(Foto: Istimewa) |
Sejak kecil, Mbah Dimyati menunjukkan sifat berbeda. Ia pendiam, gemar menyendiri, dan sangat rajin mengaji. Selepas Sekolah Rakyat, ia melanjutkan pendidikan di Pondok Pesantren Lirboyo di bawah asuhan Romo Kiai Abdul Karim.
Di pesantren ini, Mbah Dimyati dikenal sebagai santri yang istiqamah dan penuh dedikasi. Salah satu kisah karomahnya, granat sisa perang Belanda yang meledak di kamarnya tidak melukai beliau sedikit pun.

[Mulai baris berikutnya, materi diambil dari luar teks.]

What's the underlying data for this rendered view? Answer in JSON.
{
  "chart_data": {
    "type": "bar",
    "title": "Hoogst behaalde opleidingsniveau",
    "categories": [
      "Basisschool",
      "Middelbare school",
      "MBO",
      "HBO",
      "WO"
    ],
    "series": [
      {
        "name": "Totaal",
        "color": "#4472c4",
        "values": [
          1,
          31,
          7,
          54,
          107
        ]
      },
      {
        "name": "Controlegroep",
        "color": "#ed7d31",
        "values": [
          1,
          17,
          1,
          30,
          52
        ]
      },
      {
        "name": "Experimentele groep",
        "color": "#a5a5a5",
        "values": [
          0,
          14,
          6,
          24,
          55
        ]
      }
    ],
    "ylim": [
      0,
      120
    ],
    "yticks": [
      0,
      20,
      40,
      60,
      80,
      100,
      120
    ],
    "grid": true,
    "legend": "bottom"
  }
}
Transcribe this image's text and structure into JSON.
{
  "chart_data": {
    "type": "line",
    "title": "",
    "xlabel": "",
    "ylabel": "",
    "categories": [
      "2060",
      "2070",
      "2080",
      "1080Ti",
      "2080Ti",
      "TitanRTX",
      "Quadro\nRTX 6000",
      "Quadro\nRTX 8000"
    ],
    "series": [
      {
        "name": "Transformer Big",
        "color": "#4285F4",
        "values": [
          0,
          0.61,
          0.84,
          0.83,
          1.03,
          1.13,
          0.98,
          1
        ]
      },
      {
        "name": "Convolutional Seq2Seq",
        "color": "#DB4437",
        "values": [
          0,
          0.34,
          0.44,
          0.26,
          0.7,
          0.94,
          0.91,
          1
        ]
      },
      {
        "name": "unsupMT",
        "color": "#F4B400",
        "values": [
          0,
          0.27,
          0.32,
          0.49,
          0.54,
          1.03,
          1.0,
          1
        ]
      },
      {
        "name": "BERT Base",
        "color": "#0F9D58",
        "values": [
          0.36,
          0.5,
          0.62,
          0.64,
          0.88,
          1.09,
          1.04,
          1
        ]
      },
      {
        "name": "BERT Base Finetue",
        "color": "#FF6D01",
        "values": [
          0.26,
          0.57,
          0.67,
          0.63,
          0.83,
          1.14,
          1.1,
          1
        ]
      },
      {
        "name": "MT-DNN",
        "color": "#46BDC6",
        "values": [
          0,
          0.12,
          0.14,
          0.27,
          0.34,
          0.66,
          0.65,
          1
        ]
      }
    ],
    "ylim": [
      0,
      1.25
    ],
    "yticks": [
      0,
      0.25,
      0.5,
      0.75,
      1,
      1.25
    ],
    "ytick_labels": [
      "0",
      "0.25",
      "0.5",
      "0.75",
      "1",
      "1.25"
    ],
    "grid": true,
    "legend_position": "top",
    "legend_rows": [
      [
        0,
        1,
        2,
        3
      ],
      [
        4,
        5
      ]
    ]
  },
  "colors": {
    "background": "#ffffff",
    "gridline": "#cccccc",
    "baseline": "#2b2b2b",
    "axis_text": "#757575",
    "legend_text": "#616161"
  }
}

Baca juga: Sumber Bon C: Wisata Alam Sejuk di Kaki Gunung Kelud
Sepulangnya dari Lirboyo, ia mengabdikan hidupnya dengan mengajar di kampung halaman. Metode pengajarannya unik, menggunakan pendekatan ruhaniyah dan ujian spiritual bagi para santrinya. Keikhlasannya terlihat dari gaya hidupnya yang sederhana dan tanpa pamrih.
Mbah Dimyati wafat pada tahun 1989 dalam usia 68 tahun. Hingga kini, makamnya di Jl. Makam KH Dimyati, Ploso, Selopuro, Blitar, ramai diziarahi. Keharuman nama beliau terus dikenang melalui Majelis Dzikir Kanzul Jannah yang digelar rutin.
Mbah Dimyati adalah bukti nyata kesalehan yang meninggalkan jejak abadi di hati masyarakat Blitar dan sekitarnya.